La respuesta es a la vez sencilla y sorprendente: hemos contraído de repente el virus de la esperanza de que una vida diferente es posible y que éramos capaces de inventarla. Hemos decidido juntos, nosotros, la gente ordinaria, los estudiantes, los obreros, los carniceros, los fontaneros, los sastres, los abogados, los farmacéuticos, los dentistas, los vendedores de tabaco, los intelectuales, los artistas, los vendedores de gasóleo, los parados y los ex-convictos. Hemos decidido que era hora de que tomáramos posesión de nuestro país, que dejásemos de ser súbditos mansos y aterrorizados para convertirnos en ciudadanos libres. ¡La esperanza! Esta noble pasión es nuestro pecado original. Lo hemos cometido con ardor y hemos pagado un precio muy caro.
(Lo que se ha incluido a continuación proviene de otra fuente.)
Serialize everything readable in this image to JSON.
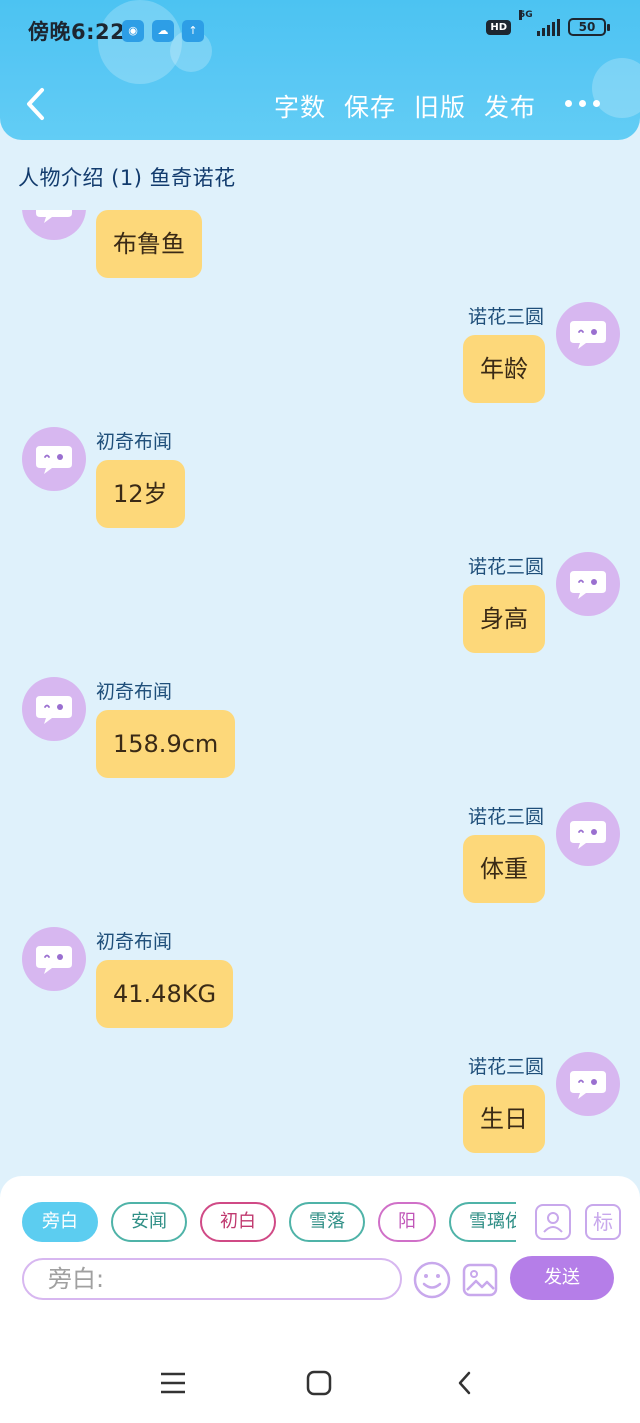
{
  "status_bar": {
    "time": "傍晚6:22",
    "hd": "HD",
    "network": "5G",
    "battery": "50",
    "icons": [
      "wifi-calling-icon",
      "cloud-icon",
      "upload-icon"
    ]
  },
  "header": {
    "actions": [
      "字数",
      "保存",
      "旧版",
      "发布"
    ],
    "back_icon": "chevron-left-icon",
    "more_icon": "more-dots-icon"
  },
  "chat_title": "人物介绍 (1) 鱼奇诺花",
  "messages": [
    {
      "side": "left",
      "sender": "",
      "text": "布鲁鱼"
    },
    {
      "side": "right",
      "sender": "诺花三圆",
      "text": "年龄"
    },
    {
      "side": "left",
      "sender": "初奇布闻",
      "text": "12岁"
    },
    {
      "side": "right",
      "sender": "诺花三圆",
      "text": "身高"
    },
    {
      "side": "left",
      "sender": "初奇布闻",
      "text": "158.9cm"
    },
    {
      "side": "right",
      "sender": "诺花三圆",
      "text": "体重"
    },
    {
      "side": "left",
      "sender": "初奇布闻",
      "text": "41.48KG"
    },
    {
      "side": "right",
      "sender": "诺花三圆",
      "text": "生日"
    }
  ],
  "roles": [
    {
      "label": "旁白",
      "active": true,
      "color": "#5ccdf0"
    },
    {
      "label": "安闻",
      "active": false,
      "color": "#4fb3a8"
    },
    {
      "label": "初白",
      "active": false,
      "color": "#d04a86"
    },
    {
      "label": "雪落",
      "active": false,
      "color": "#4fb3a8"
    },
    {
      "label": "阳",
      "active": false,
      "color": "#d070c8"
    },
    {
      "label": "雪璃依",
      "active": false,
      "color": "#4fb3a8"
    }
  ],
  "input": {
    "placeholder": "旁白:",
    "send_label": "发送",
    "tag_label": "标"
  },
  "colors": {
    "header": "#55c6f3",
    "background": "#dff1fb",
    "bubble": "#fdd87a",
    "avatar": "#d7b7f0",
    "send": "#b57ee8"
  }
}
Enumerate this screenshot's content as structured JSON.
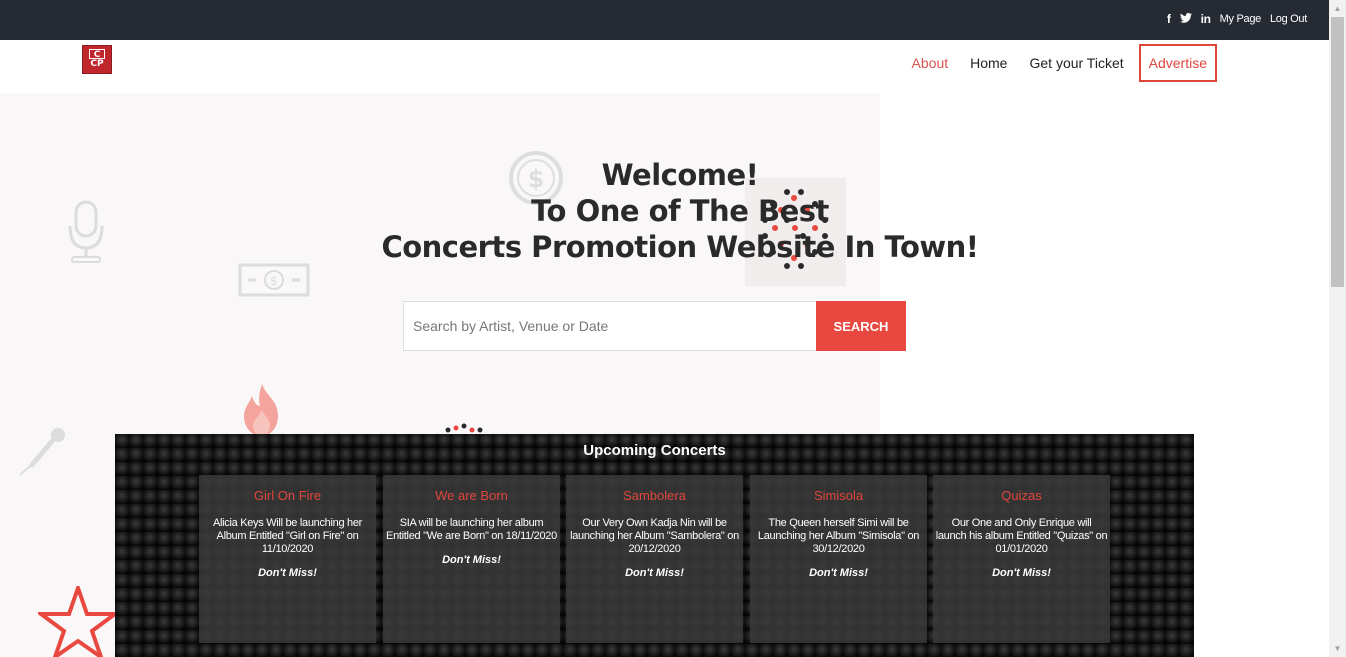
{
  "topbar": {
    "social": [
      "f",
      "t",
      "in"
    ],
    "my_page": "My Page",
    "log_out": "Log Out"
  },
  "header": {
    "logo_top": "C",
    "logo_bottom": "CP",
    "nav": {
      "about": "About",
      "home": "Home",
      "ticket": "Get your Ticket",
      "advertise": "Advertise"
    }
  },
  "hero": {
    "line1": "Welcome!",
    "line2": "To One of The Best",
    "line3": "Concerts Promotion Website In Town!"
  },
  "search": {
    "placeholder": "Search by Artist, Venue or Date",
    "button": "SEARCH"
  },
  "concerts": {
    "title": "Upcoming Concerts",
    "items": [
      {
        "name": "Girl On Fire",
        "desc": "Alicia Keys Will be launching her Album Entitled \"Girl on Fire\" on 11/10/2020",
        "tag": "Don't Miss!"
      },
      {
        "name": "We are Born",
        "desc": "SIA will be launching her album Entitled \"We are Born\" on 18/11/2020",
        "tag": "Don't Miss!"
      },
      {
        "name": "Sambolera",
        "desc": "Our Very Own Kadja Nin will be launching her Album \"Sambolera\" on 20/12/2020",
        "tag": "Don't Miss!"
      },
      {
        "name": "Simisola",
        "desc": "The Queen herself Simi will be Launching her Album \"Simisola\" on 30/12/2020",
        "tag": "Don't Miss!"
      },
      {
        "name": "Quizas",
        "desc": "Our One and Only Enrique will launch his album Entitled \"Quizas\" on 01/01/2020",
        "tag": "Don't Miss!"
      }
    ]
  },
  "colors": {
    "accent": "#e0453b",
    "topbar": "#262a33",
    "hero_bg": "#faf7f8"
  },
  "icons": [
    "facebook-icon",
    "twitter-icon",
    "linkedin-icon",
    "dollar-coin-icon",
    "microphone-icon",
    "banknote-icon",
    "flame-icon",
    "handheld-mic-icon",
    "star-icon",
    "dot-pattern-icon"
  ]
}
El lector francés debería comprender este espíritu que era el de sus antepasados, el de la República y de la democracia. Pero hay que ser Don Quijote para defender esos ideales del siglo XIX cuando se vive en el siglo XXI. ¿Querer ser el dueño de su país? ¡Qué arrogancia para un pueblo! ¿Cómo nos hemos atrevido a pensarlo? No sabíamos que el principio de la autodeterminación de los pueblos pertenece ya al pasado, cuando la tierra era amplia antes de transformarse en una pequeña aldea planetaria de la que cada barrio, pequeño o lejano, cuenta para los grandes propietarios. No se podía dejar que los habitantes decidieran libremente su destino. Que quienes encuentran esta exageración emocional injustificada observen como los ejércitos de cuatro grandes potencias son movilizados alrededor de Manbij. Esta pequeña ciudad (a 50 km al noreste de Alepo) era prácticamente desconocida para los propios sirios. Para confirmarlo, recordamos como la ONU y su enviado especial, Staffan de Mistura, han garantizado la deportación de los habitantes de Alepo-Este, tras los de otras pequeñas ciudades de alrededor de Damasco!
Mustafá Aljarf, farmacéutico de Alepo, refugiado en Estrasburgo.